XXXIX Николка — артиллерист
Яшка Вдовин, после того как распрощался с Елисеем Белянкиным, стал в темноте пробираться с Корабельной стороны на Городскую. Где он проведет ночь, Яшка еще не знал. Но крепчал ветер и дождь уже лил ливмя… Может быть, и впрямь притулиться где-нибудь около солдат из резерва, который стоял в саду за театром?
Когда Яшка подошел к театру, то никаких костров он там теперь не увидел. Какие могли быть в такое ненастье костры! И солдат в саду за театром не было. Все разбежались, попрятались куда-то, или, может быть, весь резерв по казармам разведен — во всяком случае, в саду не было ни души. Но слабо мерцало что-то в окнах театра, и гомон шел оттуда, заглушаемый свистом ветра и стукотней дождя.
Яшка пошел вдоль стен здания — не найдется ли там отпертая дверь, калитка ли, что-нибудь, чтобы пробраться внутрь и укрыться в какой-нибудь щели. К счастью, он скоро увидел раскрытую настежь дверку и шагнул через порог.

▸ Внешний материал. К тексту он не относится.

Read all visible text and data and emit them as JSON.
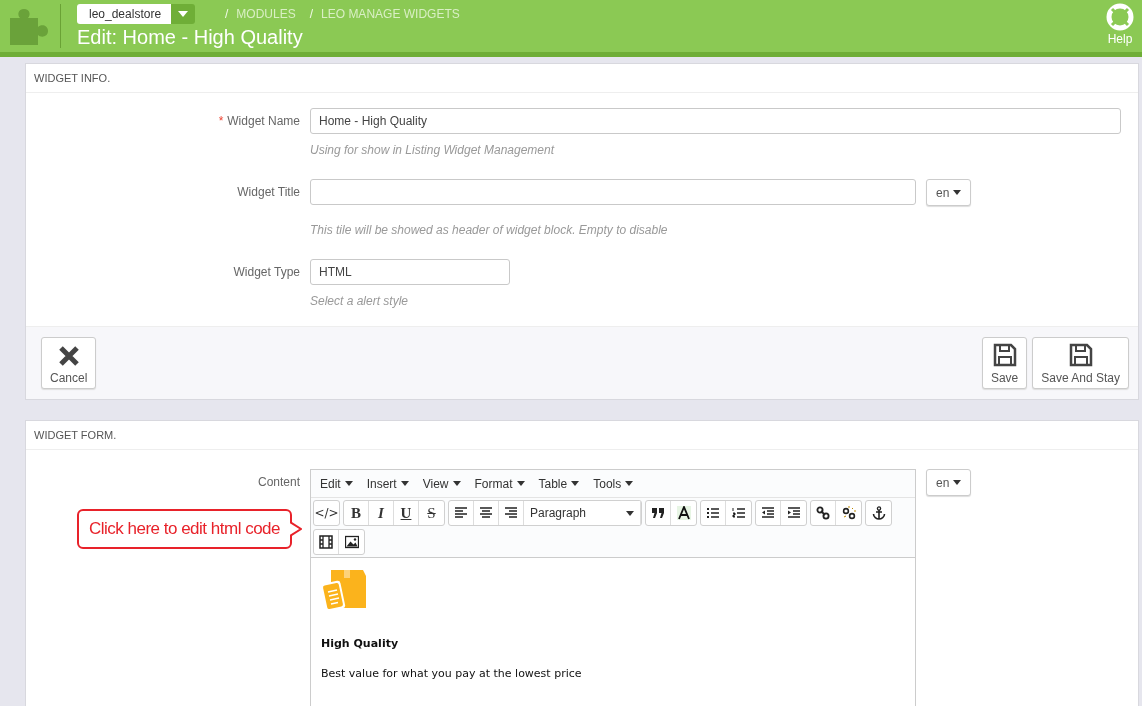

Все пространство внутри театра было освещено только двумя фонарями. На сцене и по всем ярусам зрительного зала копошились и галдели солдаты, устраиваясь на ночлег. В партере не было никого. Сквозь отверстия в крыше, пробитые вражескими ядрами, в партер, на золоченые кресла и развороченные ряды стульев, низвергались потоки воды.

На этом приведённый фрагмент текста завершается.